Sujet principal : Demande d'injonction en référé pour obtenir une attestation de prolongation d'instruction liée à une demande de renouvellement de titre de séjour.
Juridiction : Tribunal Administratif de Versailles (formation de référé).
Solution retenue : Acte donné au désistement pur et simple de la requérante, mettant fin à la procédure.

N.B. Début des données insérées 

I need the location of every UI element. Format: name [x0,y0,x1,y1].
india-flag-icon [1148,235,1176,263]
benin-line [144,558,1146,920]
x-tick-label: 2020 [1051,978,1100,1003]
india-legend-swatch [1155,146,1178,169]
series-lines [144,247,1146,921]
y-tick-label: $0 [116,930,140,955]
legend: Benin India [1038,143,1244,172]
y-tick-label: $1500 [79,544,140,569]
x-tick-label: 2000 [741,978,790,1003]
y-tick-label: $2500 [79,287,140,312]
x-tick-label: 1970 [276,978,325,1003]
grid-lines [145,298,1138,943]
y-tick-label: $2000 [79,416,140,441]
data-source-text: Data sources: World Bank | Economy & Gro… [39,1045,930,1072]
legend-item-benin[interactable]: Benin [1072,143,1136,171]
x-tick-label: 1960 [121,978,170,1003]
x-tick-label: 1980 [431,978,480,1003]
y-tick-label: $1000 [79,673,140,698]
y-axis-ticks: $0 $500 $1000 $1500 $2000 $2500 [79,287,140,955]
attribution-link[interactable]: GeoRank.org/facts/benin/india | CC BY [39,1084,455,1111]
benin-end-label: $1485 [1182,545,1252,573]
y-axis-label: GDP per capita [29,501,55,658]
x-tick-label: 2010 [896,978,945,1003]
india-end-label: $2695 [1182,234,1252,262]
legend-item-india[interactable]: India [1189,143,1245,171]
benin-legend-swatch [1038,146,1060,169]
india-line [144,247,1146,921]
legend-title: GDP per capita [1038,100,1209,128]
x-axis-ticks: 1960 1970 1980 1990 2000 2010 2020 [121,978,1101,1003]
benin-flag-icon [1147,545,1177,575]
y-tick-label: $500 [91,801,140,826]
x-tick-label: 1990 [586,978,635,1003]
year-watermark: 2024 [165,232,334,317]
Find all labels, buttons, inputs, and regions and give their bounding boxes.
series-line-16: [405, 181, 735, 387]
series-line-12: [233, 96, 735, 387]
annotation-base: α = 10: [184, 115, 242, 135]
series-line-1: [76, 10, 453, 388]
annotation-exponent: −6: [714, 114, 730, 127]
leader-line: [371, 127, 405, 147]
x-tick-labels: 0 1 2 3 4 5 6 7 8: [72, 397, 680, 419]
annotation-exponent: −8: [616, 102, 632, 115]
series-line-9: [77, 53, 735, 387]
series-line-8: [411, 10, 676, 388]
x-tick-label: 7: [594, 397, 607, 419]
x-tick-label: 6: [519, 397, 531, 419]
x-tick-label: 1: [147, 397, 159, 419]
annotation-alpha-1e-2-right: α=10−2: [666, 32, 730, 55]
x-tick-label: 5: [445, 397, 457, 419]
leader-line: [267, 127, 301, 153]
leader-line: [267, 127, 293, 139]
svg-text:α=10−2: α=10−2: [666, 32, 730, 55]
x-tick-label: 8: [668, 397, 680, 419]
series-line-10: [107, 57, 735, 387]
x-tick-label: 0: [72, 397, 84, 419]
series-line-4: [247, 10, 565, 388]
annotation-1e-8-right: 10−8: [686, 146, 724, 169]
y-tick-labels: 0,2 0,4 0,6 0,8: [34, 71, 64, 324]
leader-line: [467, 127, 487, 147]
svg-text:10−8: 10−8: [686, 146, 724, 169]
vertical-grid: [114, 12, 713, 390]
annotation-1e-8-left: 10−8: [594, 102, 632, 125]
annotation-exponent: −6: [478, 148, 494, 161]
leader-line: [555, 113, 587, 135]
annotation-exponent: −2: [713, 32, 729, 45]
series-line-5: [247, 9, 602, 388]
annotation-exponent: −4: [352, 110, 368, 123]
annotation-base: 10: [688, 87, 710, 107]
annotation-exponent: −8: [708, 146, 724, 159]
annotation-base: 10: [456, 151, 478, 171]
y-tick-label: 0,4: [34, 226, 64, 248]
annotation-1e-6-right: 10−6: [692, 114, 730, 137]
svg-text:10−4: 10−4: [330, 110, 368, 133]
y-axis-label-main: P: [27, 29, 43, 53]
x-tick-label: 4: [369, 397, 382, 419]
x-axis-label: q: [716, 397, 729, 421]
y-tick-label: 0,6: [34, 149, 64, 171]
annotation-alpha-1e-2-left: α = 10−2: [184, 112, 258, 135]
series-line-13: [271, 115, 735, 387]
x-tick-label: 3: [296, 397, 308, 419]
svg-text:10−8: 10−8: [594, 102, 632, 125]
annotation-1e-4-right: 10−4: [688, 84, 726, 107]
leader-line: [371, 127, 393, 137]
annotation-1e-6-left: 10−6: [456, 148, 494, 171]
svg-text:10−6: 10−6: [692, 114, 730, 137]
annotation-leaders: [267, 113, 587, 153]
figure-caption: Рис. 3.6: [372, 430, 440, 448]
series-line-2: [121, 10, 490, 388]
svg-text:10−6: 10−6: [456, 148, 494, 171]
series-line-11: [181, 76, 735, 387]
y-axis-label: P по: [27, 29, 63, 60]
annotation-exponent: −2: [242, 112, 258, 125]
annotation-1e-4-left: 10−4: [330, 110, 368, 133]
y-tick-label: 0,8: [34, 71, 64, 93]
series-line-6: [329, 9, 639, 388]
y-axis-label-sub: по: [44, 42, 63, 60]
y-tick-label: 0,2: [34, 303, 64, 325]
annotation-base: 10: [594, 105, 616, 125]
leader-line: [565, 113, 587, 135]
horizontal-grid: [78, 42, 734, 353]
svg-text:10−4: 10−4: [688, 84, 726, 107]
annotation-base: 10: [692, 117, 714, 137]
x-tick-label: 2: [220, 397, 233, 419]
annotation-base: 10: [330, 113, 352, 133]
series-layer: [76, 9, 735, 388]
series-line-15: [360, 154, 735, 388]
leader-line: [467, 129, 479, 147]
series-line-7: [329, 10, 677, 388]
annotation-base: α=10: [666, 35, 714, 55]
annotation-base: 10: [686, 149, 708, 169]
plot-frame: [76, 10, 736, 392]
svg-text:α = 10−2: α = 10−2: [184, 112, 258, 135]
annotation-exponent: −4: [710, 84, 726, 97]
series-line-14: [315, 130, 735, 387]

Textes appliqués : Code de justice administrative (article L. 521-3 pour la saisine) et code de l'entrée et du séjour des étrangers et du droit d'asile.
Texte intégral
Vu la procédure suivante :
Par une requête, enregistrée le 21 novembre 2025, Mme B... A... demande au juge des référés, sur le fondement de l’article L. 521-3 du code de justice administrative d’enjoindre à la préfète de l’Essonne de lui délivrer une autorisation provisoire de séjour de plus de six mois, ou un récépissé valant autorisation de travail dans un délai de sept jours à compter de la notification de l’ordonnance sous astreinte de 100 euros par jour de retard, ou une attestation de prolongation d’instruction permettant de travailler dans un délai de sept jours à compter de la notification de l’ordonnance sous astreinte de 100 euros par jour de retard.
Elle soutient que :
- elle a déposé le 11 septembre 2025 une demande de renouvellement de titre de séjour, via le site de l’ANEF, restée sans réponse ;
- l’urgence est caractérisée, dès lors qu’elle se trouve maintenue dans une situation irrégulière et exposée à un risque d’éloignement, alors même qu’elle est fondée à solliciter un titre de séjour mention « vie privée et familiale », ce qui a un impact sur sa santé et son bien-être ;
- la mesure est utile :
- la mesure sollicitée ne fait pas obstacle à l’exécution d’une décision administrative, compte tenu du fait qu’une décision implicite de rejet n’interviendra que le 10 janvier 2026.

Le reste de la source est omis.